Begun as a small church fundraiser for the Alzheimer’s Association of Greater Richmond’s annual The Longest Day event in June, the campaign has now expanded across Virginia through collaboration between the Alzheimer’s Association and the Virginia Department of Health’s Office of Health Equity.
It’s a welcome step, Mrs. Hunt says.
“My whole goal, whole purpose is to get the information out there,” Mrs. Hunt says. “I felt like the churches were a good place to start because you can reach so many people at one time, especially in the minority population.”
“Purple Sunday,” as Mrs. Hunt describes it, is a church-wide “education program to raise awareness and understanding of Alzheimer’s disease and to give support to persons living with dementia and their caregivers.”
As originally planned, each Sunday in June would see education on Alzheimer’s shared and dispensed through church functions like morning worship services and bulletins. On the final Sunday of June, people would be asked to wear purple to church – the Alzheimer’s Association’s color – and to make a donation that would go to the association’s Greater Richmond chapter.
Because of COVID-19, “Purple Sunday” will be largely a virtual affair this year, Mrs. Hunt says, with the education component about lifestyle choices that can improve health to be delivered mostly through online video and social media. Some materials provided by the Alzheimer’s Association also will be mailed.
Still, according to Tina R. Thomas, senior director of programs and services for the Alzheimer’s Association, “Purple Sunday” so far has been featured in about 30 of the 100 churches set to be part of the event.
Mrs. Hunt prefers in-person advocacy and information sessions, talking with people directly about how to approach
and handle Alzheimer’s. She sees it as a more effective method of education, particularly for minority communities that might need a familiar face to assist and guide them.

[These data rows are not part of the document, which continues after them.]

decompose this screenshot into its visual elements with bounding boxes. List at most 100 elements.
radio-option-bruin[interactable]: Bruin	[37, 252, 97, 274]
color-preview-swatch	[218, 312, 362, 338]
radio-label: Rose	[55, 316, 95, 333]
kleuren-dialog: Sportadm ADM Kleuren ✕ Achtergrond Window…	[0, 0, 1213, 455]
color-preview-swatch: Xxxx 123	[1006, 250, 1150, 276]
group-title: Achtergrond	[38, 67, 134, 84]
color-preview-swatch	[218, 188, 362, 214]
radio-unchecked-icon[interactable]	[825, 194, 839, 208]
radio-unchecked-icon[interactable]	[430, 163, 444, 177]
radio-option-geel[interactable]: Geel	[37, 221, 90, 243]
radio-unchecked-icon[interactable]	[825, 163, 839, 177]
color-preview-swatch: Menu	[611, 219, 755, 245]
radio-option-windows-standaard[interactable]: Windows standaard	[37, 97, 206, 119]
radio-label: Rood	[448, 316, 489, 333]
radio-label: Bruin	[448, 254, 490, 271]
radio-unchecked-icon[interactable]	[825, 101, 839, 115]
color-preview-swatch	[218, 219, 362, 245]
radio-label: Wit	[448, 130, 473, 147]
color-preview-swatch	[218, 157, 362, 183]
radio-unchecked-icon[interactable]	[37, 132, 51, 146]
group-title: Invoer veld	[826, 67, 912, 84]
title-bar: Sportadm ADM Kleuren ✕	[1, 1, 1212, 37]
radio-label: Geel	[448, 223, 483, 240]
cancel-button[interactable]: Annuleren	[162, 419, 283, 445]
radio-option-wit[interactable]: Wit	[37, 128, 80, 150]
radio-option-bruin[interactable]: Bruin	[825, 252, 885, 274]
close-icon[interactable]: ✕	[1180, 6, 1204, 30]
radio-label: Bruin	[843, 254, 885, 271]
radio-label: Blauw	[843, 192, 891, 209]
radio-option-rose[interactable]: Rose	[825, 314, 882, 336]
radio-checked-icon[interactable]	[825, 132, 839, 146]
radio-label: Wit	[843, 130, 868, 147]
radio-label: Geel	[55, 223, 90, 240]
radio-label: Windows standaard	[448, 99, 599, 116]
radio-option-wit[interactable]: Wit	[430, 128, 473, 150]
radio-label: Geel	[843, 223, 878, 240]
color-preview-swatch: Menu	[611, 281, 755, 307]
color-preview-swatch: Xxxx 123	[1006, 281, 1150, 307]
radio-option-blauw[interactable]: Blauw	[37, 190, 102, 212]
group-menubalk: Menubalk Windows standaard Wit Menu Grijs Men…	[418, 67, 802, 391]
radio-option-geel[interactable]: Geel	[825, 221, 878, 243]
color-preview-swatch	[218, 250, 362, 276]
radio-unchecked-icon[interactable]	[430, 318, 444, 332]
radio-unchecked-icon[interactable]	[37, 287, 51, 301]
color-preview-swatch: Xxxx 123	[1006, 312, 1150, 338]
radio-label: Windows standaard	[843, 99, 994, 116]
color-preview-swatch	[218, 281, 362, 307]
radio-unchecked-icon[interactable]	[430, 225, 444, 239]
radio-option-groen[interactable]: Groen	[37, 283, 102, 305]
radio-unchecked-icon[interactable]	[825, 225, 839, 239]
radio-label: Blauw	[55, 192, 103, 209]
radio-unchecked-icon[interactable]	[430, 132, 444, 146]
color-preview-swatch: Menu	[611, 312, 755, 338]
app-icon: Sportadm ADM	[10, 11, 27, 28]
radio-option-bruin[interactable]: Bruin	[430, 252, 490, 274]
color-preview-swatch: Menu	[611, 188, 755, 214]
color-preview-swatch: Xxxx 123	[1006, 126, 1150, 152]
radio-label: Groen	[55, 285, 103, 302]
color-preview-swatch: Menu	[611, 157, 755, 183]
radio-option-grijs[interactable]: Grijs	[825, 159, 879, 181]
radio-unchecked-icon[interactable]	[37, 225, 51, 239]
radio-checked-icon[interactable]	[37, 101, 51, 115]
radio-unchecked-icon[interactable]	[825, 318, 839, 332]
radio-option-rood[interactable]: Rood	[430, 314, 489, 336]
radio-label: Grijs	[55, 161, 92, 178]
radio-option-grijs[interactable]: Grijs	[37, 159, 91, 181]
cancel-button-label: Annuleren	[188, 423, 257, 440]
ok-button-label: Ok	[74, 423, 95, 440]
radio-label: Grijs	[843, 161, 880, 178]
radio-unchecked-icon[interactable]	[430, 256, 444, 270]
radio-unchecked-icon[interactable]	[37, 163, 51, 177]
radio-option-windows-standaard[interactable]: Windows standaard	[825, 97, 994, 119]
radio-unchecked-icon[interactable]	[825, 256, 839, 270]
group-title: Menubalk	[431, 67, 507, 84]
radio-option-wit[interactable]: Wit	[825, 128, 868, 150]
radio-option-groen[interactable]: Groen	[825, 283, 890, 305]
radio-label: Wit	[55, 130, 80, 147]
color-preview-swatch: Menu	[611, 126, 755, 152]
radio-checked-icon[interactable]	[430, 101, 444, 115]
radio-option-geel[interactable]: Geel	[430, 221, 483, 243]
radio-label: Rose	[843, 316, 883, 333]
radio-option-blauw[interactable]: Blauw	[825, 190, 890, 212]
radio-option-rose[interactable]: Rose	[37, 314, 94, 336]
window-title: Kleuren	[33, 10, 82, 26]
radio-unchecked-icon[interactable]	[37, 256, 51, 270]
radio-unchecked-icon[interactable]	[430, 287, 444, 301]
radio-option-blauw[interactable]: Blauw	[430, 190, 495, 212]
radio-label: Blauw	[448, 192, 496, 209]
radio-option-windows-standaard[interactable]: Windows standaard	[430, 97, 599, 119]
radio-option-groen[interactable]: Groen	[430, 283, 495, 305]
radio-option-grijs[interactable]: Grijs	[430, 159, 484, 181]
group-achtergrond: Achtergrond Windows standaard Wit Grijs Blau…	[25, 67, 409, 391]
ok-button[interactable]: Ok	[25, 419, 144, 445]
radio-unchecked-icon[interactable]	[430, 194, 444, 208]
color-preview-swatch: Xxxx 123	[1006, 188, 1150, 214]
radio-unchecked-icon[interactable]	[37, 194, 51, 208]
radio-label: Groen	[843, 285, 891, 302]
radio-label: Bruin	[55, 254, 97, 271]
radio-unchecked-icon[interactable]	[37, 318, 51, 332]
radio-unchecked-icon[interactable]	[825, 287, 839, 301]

“It’s just so important that people know about this and get this information,” Mrs. Hunt says.
In addition to coordinating the “Purple Sunday” program, Mrs. Hunt volunteers with the Alzheimer’s Association as a member of its leadership board for the Greater Richmond chapter, as part of its Longest Day committee and as a support group facilitator.
Her deep connection with the association started seven years ago when her husband wasdiagnosedwithAlzheimer’s disease. Looking for answers and support, she found it from the association and its services, that include a 24/7 hotline, free family consultations and support groups.
“The Alzheimer’s Association supported me as I held papers that relayed a life-changing diagnosis but no directions or guidance as to what to do next,” Mrs. Hunt says.
Looking ahead, Mrs. Hunt is working to recruit other churches in the Richmond area to join the “Purple Sunday” program once the pandemic subsides.